Is Microsoft Gearing Up To Compete With Zillow For Rental Market Share?

Is Microsoft Gearing Up To Compete With Zillow For Rental Market Share?

Company is hiring staffers in China for a “revolutionary” real estate venture focused on improving the search for long-term rentals.

Microsoft is hiring a team of engineers who will focus on a real estate venture called Bing Rentals.

The legacy tech company has been hiring staff  — all of them in Asia — as part of a secretive effort to create a “big global team” of employees working in real estate. 

Few other details are known about what the tech giant has in store, though job listings reviewed by Inman show that Microsoft is building a team focused on long-term rentals. It could make a competitive online rental search market even more crowded.

“We’re transforming the real estate industry into a revolutionary state where all of the rental tasks are done entirely online,” state more than a dozen job listings from March. “Our team is constantly experimenting and optimizing how search results are presented to users.”

The active listings were first reported by the China-focused news site PingWest. Microsoft declined to speak about its plans.

“We are unable to accommodate your request to speak with someone,” the company wrote. “Microsoft has nothing to share.”

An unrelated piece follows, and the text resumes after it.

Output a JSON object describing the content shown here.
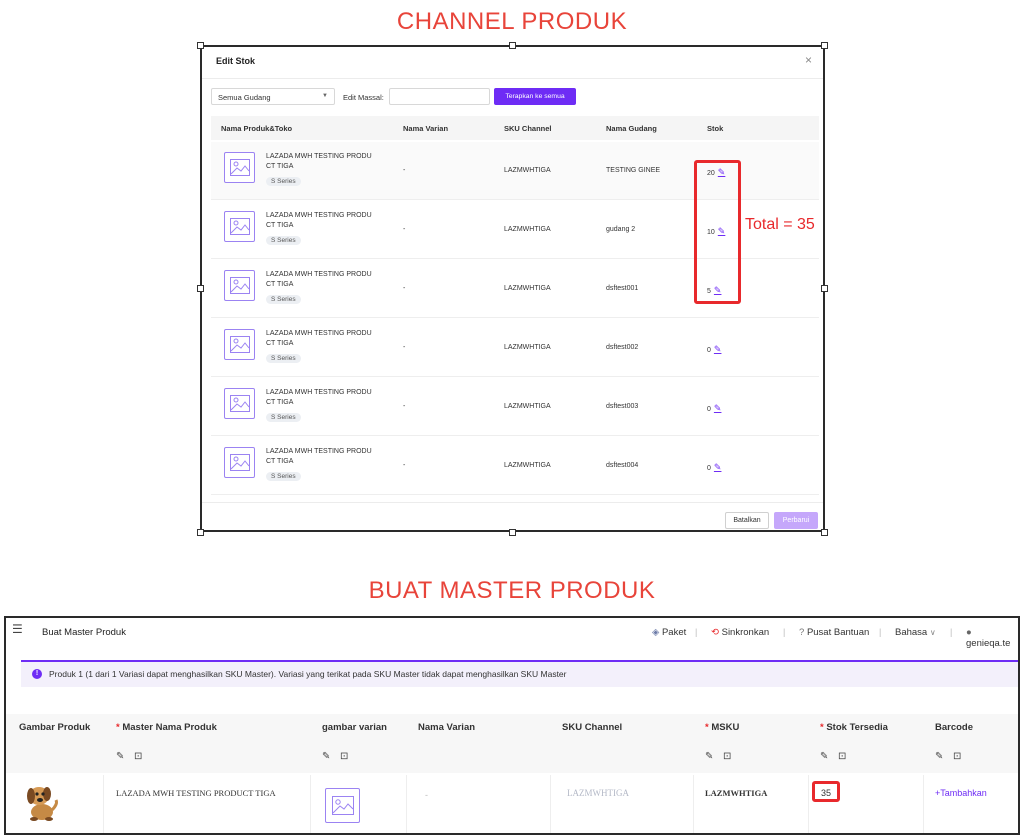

The listings could mark another major tech competitor in the online portal space, which has increasingly focused on winning market share for rentals, a space that is largely dominated by major players like Zillow, Redfin and Apartments.com.

Redfin paid $608 million last year to acquire the rental search company RentPath as part of an effort to compete in the space and win future clients over the long term.

Renters today will turn into homebuyers tomorrow, so winning their attention before they start shopping for homes will be key to long-term success, Redfin CEO Glenn Kelman said at the time.

“We can’t have people build relationships with other websites for the first 30 years of their life,” and then try to attract them when it’s time to buy, Kelman said.

Companies entering the rental search space are creating a highly competitive market with some of the industry’s biggest players. CoStar, for instance, is moving aggressively into the online real estate space by creating and acquiring for-sale and rental marketplaces of its own.

Bing, Microsoft’s search engine that competes with Google, would mark another significant addition into the space.

It’s not immediately clear whether Microsoft plans to jump into the U.S. market or create a product for use in China.

The company has 15 active job listings dating back to March and posted as recently as two days ago. Most of them are based in the city of Suzhou, west of Shanghai.

The most recent posting, searching for a software engineer, says the employee would be a member of the Bing Whole Page team.

The team will work to “empower people with rental need to find their dream house efficiently.” Qualifications include experience in the apartment rental industry.